ECLI:NL:RBDHA:2024:13676

Rechtbank Den Haag

Datum uitspraak
23 juli 2024
Publicatiedatum
27 augustus 2024
Zaaknummer
AWB 24/4484
Instantie
Rechtbank Den Haag
Type
Uitspraak
Rechtsgebied
Bestuursrecht; Vreemdelingenrecht
Procedures
  • Eerste aanleg - enkelvoudig
Rechters
Vindplaatsen
  • Rechtspraak.nl
AI samenvatting door LexboostAutomatisch gegenereerd

Afwijzing visumaanvraag kort verblijf en de beoordeling van hoorplicht en dwangsom

In deze zaak heeft eiser, afkomstig uit de Dominicaanse Republiek, op 13 oktober 2022 een aanvraag ingediend voor een visum kort verblijf om zijn gezin in Nederland te bezoeken. De aanvraag werd op 17 oktober 2022 afgewezen door de Minister van Buitenlandse Zaken, vertegenwoordigd door de IND. Eiser's echtgenote heeft bezwaar gemaakt, maar dit bezwaar werd op 16 februari 2024 kennelijk ongegrond verklaard. Eiser heeft beroep ingesteld tegen deze beslissing, waarbij hij onder andere aanvoert dat de afwijzing onzorgvuldig is en dat hij niet in de gelegenheid is gesteld om te reageren op nieuwe afwijsgronden.

De rechtbank heeft op 23 juli 2024 de zaak behandeld en geconcludeerd dat verweerder op goede gronden heeft geoordeeld dat er redelijke twijfel bestaat over het verblijfsdoel van eiser. De rechtbank oordeelt dat eiser niet voldoende heeft aangetoond dat hij over een regelmatig en substantieel inkomen beschikt en dat zijn sociale en economische binding met de Dominicaanse Republiek onvoldoende is aangetoond. De rechtbank heeft ook overwogen dat verweerder terecht heeft afgezien van een hoorzitting, omdat het bezwaar kennelijk ongegrond was. Eiser's verzoek om vrijstelling van het griffierecht werd toegewezen, maar het beroep zelf werd ongegrond verklaard. De rechtbank heeft geen grond gezien voor een proceskostenvergoeding.

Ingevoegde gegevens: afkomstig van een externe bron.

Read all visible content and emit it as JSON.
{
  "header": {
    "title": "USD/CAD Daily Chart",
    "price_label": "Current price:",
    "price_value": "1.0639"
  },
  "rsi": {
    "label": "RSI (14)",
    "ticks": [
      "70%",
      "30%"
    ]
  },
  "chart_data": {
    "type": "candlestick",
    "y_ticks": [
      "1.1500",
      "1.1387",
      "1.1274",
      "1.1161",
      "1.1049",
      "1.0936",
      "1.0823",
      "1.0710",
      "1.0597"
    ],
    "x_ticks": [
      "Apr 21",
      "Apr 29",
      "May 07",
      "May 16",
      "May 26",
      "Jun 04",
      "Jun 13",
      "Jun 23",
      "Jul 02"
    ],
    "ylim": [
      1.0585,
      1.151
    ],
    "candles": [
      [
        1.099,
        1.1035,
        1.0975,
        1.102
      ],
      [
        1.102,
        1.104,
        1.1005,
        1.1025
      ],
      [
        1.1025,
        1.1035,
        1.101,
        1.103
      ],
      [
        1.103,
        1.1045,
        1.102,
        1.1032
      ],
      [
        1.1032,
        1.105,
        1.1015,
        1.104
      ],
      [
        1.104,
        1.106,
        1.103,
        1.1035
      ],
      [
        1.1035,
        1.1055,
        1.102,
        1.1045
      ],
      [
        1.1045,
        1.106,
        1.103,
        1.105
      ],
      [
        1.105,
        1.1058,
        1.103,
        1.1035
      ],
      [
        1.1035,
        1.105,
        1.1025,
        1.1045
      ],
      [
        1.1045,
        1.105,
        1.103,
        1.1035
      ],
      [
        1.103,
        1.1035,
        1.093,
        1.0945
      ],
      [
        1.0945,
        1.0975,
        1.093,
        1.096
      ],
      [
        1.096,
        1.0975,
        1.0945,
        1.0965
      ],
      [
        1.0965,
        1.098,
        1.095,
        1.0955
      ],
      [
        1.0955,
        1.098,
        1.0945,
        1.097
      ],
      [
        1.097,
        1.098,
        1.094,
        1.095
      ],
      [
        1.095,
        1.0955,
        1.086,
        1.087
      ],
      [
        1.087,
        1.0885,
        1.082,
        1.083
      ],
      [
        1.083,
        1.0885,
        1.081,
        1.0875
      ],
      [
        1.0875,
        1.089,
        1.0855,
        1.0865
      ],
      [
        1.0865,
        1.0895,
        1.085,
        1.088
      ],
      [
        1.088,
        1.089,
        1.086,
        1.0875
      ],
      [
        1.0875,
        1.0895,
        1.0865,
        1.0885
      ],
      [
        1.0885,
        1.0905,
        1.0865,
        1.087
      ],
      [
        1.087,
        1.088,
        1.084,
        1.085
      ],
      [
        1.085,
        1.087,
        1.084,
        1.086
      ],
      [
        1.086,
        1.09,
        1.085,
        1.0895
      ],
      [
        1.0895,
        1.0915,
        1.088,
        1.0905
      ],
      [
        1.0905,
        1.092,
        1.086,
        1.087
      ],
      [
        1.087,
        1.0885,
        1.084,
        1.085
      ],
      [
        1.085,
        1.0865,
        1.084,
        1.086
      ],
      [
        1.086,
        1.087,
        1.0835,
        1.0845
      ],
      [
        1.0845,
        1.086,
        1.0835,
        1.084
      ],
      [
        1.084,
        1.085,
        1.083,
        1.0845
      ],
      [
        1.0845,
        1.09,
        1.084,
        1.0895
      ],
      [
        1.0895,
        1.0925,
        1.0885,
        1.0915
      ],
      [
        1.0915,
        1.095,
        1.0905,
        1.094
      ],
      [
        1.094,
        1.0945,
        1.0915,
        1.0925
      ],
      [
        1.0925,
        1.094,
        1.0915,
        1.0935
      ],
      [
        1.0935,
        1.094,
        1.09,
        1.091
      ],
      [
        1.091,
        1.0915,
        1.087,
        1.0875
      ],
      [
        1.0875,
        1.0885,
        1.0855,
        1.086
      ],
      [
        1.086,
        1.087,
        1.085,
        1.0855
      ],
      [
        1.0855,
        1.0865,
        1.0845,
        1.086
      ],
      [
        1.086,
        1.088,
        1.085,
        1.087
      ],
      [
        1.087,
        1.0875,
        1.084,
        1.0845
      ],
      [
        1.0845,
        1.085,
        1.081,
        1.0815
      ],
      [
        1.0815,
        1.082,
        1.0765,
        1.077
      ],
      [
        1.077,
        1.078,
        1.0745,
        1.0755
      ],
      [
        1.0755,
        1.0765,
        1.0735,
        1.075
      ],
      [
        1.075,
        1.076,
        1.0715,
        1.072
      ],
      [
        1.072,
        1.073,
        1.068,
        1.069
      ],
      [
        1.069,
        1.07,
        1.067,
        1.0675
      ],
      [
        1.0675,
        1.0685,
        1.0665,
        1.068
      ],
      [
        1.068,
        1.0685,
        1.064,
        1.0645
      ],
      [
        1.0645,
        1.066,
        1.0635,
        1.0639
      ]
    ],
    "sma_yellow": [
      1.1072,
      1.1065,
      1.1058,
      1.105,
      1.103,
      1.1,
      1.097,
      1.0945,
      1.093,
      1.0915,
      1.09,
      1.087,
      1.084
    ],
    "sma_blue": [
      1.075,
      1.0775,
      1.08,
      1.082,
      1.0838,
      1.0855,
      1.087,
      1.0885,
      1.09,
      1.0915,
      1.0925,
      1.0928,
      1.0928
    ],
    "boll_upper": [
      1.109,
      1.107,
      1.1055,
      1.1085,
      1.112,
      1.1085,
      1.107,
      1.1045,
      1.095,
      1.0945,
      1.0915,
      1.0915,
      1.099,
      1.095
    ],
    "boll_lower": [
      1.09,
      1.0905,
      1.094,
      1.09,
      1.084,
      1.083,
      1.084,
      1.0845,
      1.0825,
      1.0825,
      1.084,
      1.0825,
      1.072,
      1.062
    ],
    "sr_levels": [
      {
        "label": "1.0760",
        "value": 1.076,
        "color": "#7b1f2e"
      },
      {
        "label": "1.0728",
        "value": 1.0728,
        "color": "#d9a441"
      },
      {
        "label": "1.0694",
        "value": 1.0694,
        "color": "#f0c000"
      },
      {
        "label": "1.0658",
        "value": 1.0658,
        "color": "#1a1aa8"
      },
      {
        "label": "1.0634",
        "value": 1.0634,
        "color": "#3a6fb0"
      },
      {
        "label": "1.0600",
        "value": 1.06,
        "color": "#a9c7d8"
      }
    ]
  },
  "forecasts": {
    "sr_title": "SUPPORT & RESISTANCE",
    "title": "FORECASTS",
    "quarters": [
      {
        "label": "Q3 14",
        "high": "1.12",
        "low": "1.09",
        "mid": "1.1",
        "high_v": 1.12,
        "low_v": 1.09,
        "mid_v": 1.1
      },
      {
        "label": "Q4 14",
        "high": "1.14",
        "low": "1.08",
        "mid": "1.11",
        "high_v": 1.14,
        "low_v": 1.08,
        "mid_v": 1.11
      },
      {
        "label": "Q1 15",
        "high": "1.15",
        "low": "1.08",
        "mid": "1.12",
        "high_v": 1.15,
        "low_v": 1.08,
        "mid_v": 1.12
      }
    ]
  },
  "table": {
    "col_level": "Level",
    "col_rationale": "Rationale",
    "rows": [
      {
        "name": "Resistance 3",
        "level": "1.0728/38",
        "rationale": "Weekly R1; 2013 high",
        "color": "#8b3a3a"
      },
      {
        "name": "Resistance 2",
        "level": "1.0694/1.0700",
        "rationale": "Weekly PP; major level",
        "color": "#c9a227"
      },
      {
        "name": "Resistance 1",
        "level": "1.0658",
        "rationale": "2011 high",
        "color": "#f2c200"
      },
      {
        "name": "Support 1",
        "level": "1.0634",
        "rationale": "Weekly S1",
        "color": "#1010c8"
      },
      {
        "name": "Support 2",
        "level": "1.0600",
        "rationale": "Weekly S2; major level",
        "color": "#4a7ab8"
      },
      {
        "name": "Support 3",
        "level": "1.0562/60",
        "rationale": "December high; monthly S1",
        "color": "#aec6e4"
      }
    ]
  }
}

De uitspraak benadrukt de bewijslast die op eiser rust om aan te tonen dat hij voldoet aan de vereisten voor het visum en bevestigt dat de afwijzing van de aanvraag op zorgvuldige wijze is tot stand gekomen. De rechtbank heeft de beslissing van verweerder om geen dwangsom toe te kennen, eveneens bevestigd, omdat het bezwaar kennelijk ongegrond was.

Uitspraak

RECHTBANK DEN HAAG

Zittingsplaats Utrecht
Bestuursrecht
zaaknummer: AWB 24/4484

uitspraak van de enkelvoudige kamer van 23 juli 2024 in de zaak tussen

[eiser] , uit de Dominicaanse Republiek, eiser

V-nummer: [V-nummer]
(gemachtigde: mr. H.K. Jap A Joe),
en

De Minister van Buitenlandse Zaken, namens deze; Procesvertegenwoordiging IND

(gemachtigde: mr. K. Kanters).

Inleiding

1. Eiser heeft op 13 oktober 2022 een aanvraag ingediend voor een visum kort verblijf om gedurende 26 dagen in Nederland te verblijven, van 10 november 2022 tot en met 5 december 2022. Als reden heeft eiser opgegeven dat hij zijn gezin in Nederland wil bezoeken. Verweerder heeft deze aanvraag met het besluit van 17 oktober 2022 (het primaire besluit) afgewezen.
2. De echtgenote van eiser, mevrouw [referente] (referente) heeft, namens hem, op 31 oktober 2022 bezwaar gemaakt. Met een brief van 29 november 2023 (door verweerder ontvangen op 30 november 2023) heeft referente verweerder in gebreke gesteld vanwege het uitblijven van een beslissing op het bezwaar.
3. Het bezwaar is met het besluit van 16 februari 2024 (het bestreden besluit) kennelijk ongegrond verklaard en een dwangsom is afgewezen. Hiertegen is beroep ingesteld.
4. De rechtbank heeft het beroep op 16 juli 2024 op zitting behandeld. Partijen hebben zich laten vertegenwoordigen door hun gemachtigden.
5. Eiser heeft verzocht om vrijstelling van het griffierecht voor de behandeling van zijn beroep wegens betalingsonmacht. Eiser heeft verklaard dat hij geen inkomen of vermogen heeft. Gelet hierop wijst de rechtbank het verzoek om vrijstelling van griffierecht toe.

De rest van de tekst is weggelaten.